308, als der Versuch unternommen wurde, das im Verfall stehende System der Tetrarchie zu retten, wurde die für die Reichsverteidigung eingerichtete Prätorianerpräfektur Illyricum – zu der auch die Diözese Thrakien gehörte – dem von 308 bis 324 regierenden Kaiser Licinius zugeschlagen. Nachdem sich Konstantin der Große den westlichen Teil des Reiches und Licinius den Ostteil gesichert hatten, kam es zum Streit um die illyrische Präfektur, denn beide Kaiser beanspruchten deren Gebiete. Als Konstantin 314 oder 316 nach seinem siegreichen Einmarsch in den Donau-Balkan-Raum Licinius zwingen konnte, die Präfektur Illyricum an ihn abzutreten, wurde die Diözese Thrakien aus der illyrischen Verwaltung herausgelöst und der Präfektur Oriens zugeschlagen.
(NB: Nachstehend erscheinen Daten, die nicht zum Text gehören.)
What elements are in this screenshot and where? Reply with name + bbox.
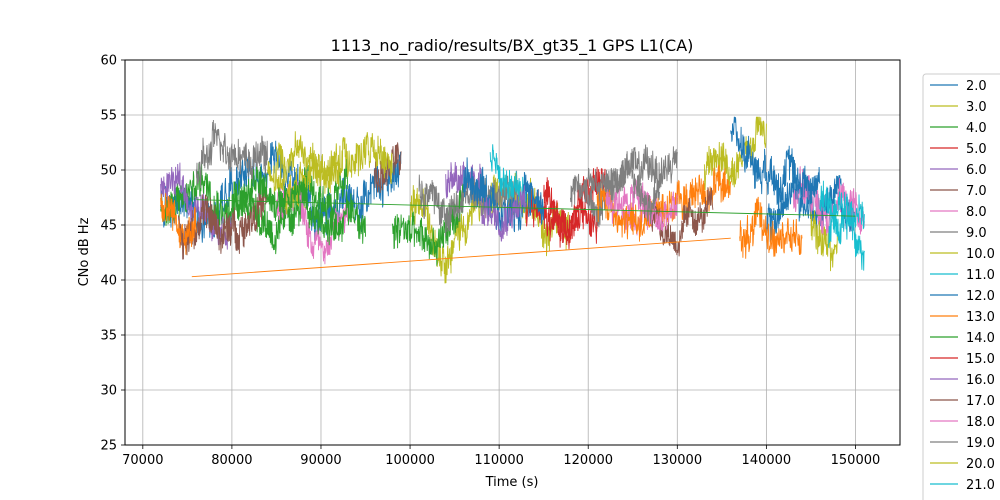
series-line xyxy=(543,177,598,248)
series-line xyxy=(195,119,268,189)
chart-title: 1113_no_radio/results/BX_gt35_1 GPS L1(C… xyxy=(331,36,694,56)
x-tick-label: 100000 xyxy=(385,453,435,468)
legend-label: 6.0 xyxy=(966,163,987,178)
legend-label: 21.0 xyxy=(966,478,995,493)
x-ticks: 70000 80000 90000 100000 110000 120000 130000 1… xyxy=(122,445,880,468)
legend-item: 11.0 xyxy=(930,268,995,283)
x-tick-label: 70000 xyxy=(122,453,163,468)
series-connector-line xyxy=(196,199,856,217)
legend-label: 8.0 xyxy=(966,205,987,220)
x-tick-label: 150000 xyxy=(831,453,881,468)
x-tick-label: 130000 xyxy=(652,453,702,468)
legend-label: 10.0 xyxy=(966,247,995,262)
series-line xyxy=(373,142,402,194)
legend-label: 2.0 xyxy=(966,79,987,94)
legend-item: 5.0 xyxy=(930,142,987,157)
series-line xyxy=(160,193,197,255)
y-tick-label: 40 xyxy=(100,274,117,289)
legend-item: 4.0 xyxy=(930,121,987,136)
legend-item: 10.0 xyxy=(930,247,995,262)
series-line xyxy=(463,157,545,233)
legend-label: 20.0 xyxy=(966,457,995,472)
x-tick-label: 110000 xyxy=(474,453,524,468)
legend-item: 16.0 xyxy=(930,373,995,388)
y-tick-label: 55 xyxy=(100,109,117,124)
legend-label: 15.0 xyxy=(966,352,995,367)
x-tick-label: 120000 xyxy=(563,453,613,468)
legend-item: 19.0 xyxy=(930,436,995,451)
legend-item: 2.0 xyxy=(930,79,987,94)
legend-item: 3.0 xyxy=(930,100,987,115)
legend-label: 18.0 xyxy=(966,415,995,430)
y-tick-label: 45 xyxy=(100,219,117,234)
legend-label: 4.0 xyxy=(966,121,987,136)
axes-frame xyxy=(124,59,901,446)
series-line xyxy=(160,162,233,250)
y-tick-label: 50 xyxy=(100,164,117,179)
legend-item: 8.0 xyxy=(930,205,987,220)
legend-item: 17.0 xyxy=(930,394,995,409)
legend-label: 14.0 xyxy=(966,331,995,346)
series-line xyxy=(231,166,366,246)
legend-label: 17.0 xyxy=(966,394,995,409)
series-line xyxy=(587,153,660,224)
series-line xyxy=(819,180,865,271)
series-line xyxy=(730,116,821,205)
y-tick-label: 25 xyxy=(100,439,117,454)
legend-box xyxy=(922,73,1000,500)
x-tick-label: 140000 xyxy=(742,453,792,468)
series-connector-line xyxy=(191,237,731,278)
plot-area xyxy=(160,116,865,284)
series-layer xyxy=(160,116,865,284)
legend: 2.0 3.0 4.0 5.0 6.0 7.0 8.0 9.0 10.0 11.0 12.0 13.0… xyxy=(922,73,1000,500)
series-line xyxy=(275,131,340,194)
legend-label: 13.0 xyxy=(966,310,995,325)
x-tick-label: 90000 xyxy=(300,453,341,468)
y-axis-label: CNo dB Hz xyxy=(77,217,92,286)
legend-item: 13.0 xyxy=(930,310,995,325)
legend-label: 9.0 xyxy=(966,226,987,241)
legend-item: 9.0 xyxy=(930,226,987,241)
legend-label: 19.0 xyxy=(966,436,995,451)
legend-item: 12.0 xyxy=(930,289,995,304)
legend-label: 11.0 xyxy=(966,268,995,283)
series-line xyxy=(792,166,865,236)
legend-item: 20.0 xyxy=(930,457,995,472)
x-axis-label: Time (s) xyxy=(485,475,539,490)
series-line xyxy=(569,144,678,232)
legend-item: 21.0 xyxy=(930,478,995,493)
legend-label: 12.0 xyxy=(966,289,995,304)
legend-label: 16.0 xyxy=(966,373,995,388)
legend-label: 5.0 xyxy=(966,142,987,157)
series-line xyxy=(391,183,464,266)
legend-item: 14.0 xyxy=(930,331,995,346)
legend-item: 6.0 xyxy=(930,163,987,178)
legend-item: 18.0 xyxy=(930,415,995,430)
y-ticks: 25 30 35 40 45 50 55 60 xyxy=(100,54,125,454)
series-line xyxy=(739,196,803,259)
legend-item: 15.0 xyxy=(930,352,995,367)
legend-label: 3.0 xyxy=(966,100,987,115)
y-tick-label: 30 xyxy=(100,384,117,399)
y-tick-label: 60 xyxy=(100,54,117,69)
series-line xyxy=(810,210,839,272)
legend-label: 7.0 xyxy=(966,184,987,199)
x-tick-label: 80000 xyxy=(211,453,252,468)
y-tick-label: 35 xyxy=(100,329,117,344)
legend-item: 7.0 xyxy=(930,184,987,199)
Aufgrund dieser Maßnahme verteilte sich nun die Verantwortung für die Verteidigung des gefährdeten mittleren und unteren Donaulimes auf die jeweiligen Kaiser im Osten und im Westen. Da sich die Abgrenzung der beiden Reichsteile insbesondere im letzten Drittel des 4. Jahrhunderts immer mehr verfestigte, führte dies dazu, dass unter anderem der Balkan immer mehr zum Zankapfel der Kompetenzen wurde. Angreifer aus dem Barbaricum erhielten damit gute Gelegenheiten die Lage auszunutzen, an dieser Flanke vorzustoßen.[30]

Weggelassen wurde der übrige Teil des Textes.